The Bargain With the Soul That Would Not Leave
A voice fell from heaven a final time. "Moses, why do you grieve yourself? The end of the hour has come." Moses stood and prayed. He named the bush that had burned for him and the forty days he had gone without bread or water in the firmament, and he asked one thing only, that he not be handed into the grip of Samael. "I have accepted your prayer," God said. "I Myself will attend to you, and I will bury you." And the Holy One came down from the highest heavens, and when Moses saw Him he fell on his face and asked for mercy, the same mercy by which the world had been made.
But the soul of Moses would not go.
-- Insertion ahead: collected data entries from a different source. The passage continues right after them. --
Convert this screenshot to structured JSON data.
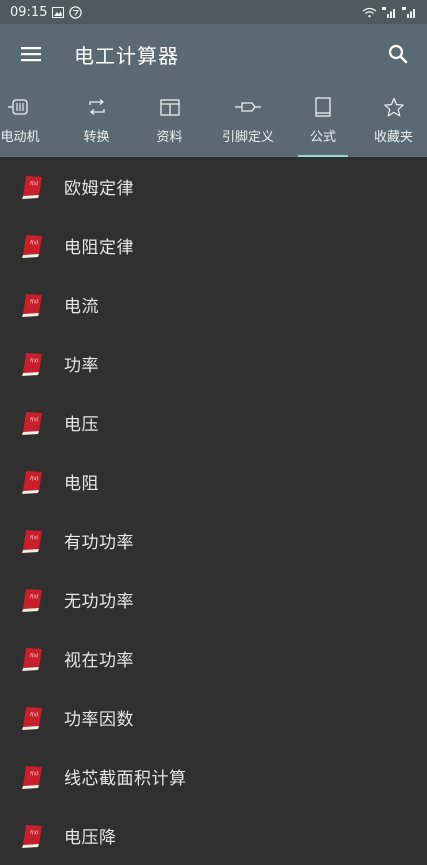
{
  "status_bar": {
    "time": "09:15",
    "left_icons": [
      "gallery-icon",
      "circle-badge-icon"
    ],
    "right_icons": [
      "wifi-icon",
      "signal-3g-icon",
      "signal-5g-icon"
    ]
  },
  "toolbar": {
    "title": "电工计算器",
    "menu_icon": "menu-icon",
    "search_icon": "search-icon"
  },
  "tabs": [
    {
      "label": "电动机",
      "icon": "motor-icon"
    },
    {
      "label": "转换",
      "icon": "convert-icon"
    },
    {
      "label": "资料",
      "icon": "table-icon"
    },
    {
      "label": "引脚定义",
      "icon": "pin-icon"
    },
    {
      "label": "公式",
      "icon": "book-icon",
      "active": true
    },
    {
      "label": "收藏夹",
      "icon": "star-icon"
    }
  ],
  "formulas": [
    {
      "label": "欧姆定律"
    },
    {
      "label": "电阻定律"
    },
    {
      "label": "电流"
    },
    {
      "label": "功率"
    },
    {
      "label": "电压"
    },
    {
      "label": "电阻"
    },
    {
      "label": "有功功率"
    },
    {
      "label": "无功功率"
    },
    {
      "label": "视在功率"
    },
    {
      "label": "功率因数"
    },
    {
      "label": "线芯截面积计算"
    },
    {
      "label": "电压降"
    }
  ],
  "colors": {
    "status_bar": "#4e5a60",
    "toolbar": "#5b6a72",
    "background": "#303030",
    "tab_indicator": "#9bd6d0",
    "book_red": "#c8202a"
  }
}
God called to her, "My daughter, one hundred and twenty years I fixed your time in the body of this righteous one. Go out, and do not delay." She answered from inside him. There was no cleaner body in the world, she said, none on which a fly had ever landed. "It is good for me to dwell here." God promised her a seat beside the Throne, among the seraphim and the ophanim, and still she pleaded to stay, for here was a man who had separated from his own wife from the day God spoke to him in the bush. So God did not pull her out. He bent down and took the soul of Moses with a kiss of His mouth.
The Golden Bed Beneath the Wings of the Shekhinah
Then the burial became a thing of heaven. God revealed Himself in His Word, and the companies of the ministering angels came down with Him. Gabriel arranged the couch. Michael spread a woolen cloth beneath the prophet's head and stood at his right; Zagzagel laid a garment at his feet. They laid Moses on a golden bed fastened with gems and beryls, hung about with purple silk and white linen, and they carried him the last miles and set him down opposite Beth Peor, in sight of the place where Israel had sinned, so the people would never look at their worst hour without also seeing the grave of the man who had prayed them out of it. The manna kept falling for thirty-seven days after, for the sake of his righteousness. And the heavens said the pious one had perished from the earth, and the stars and the sun and the moon said together that no prophet would arise in Israel like Moses again.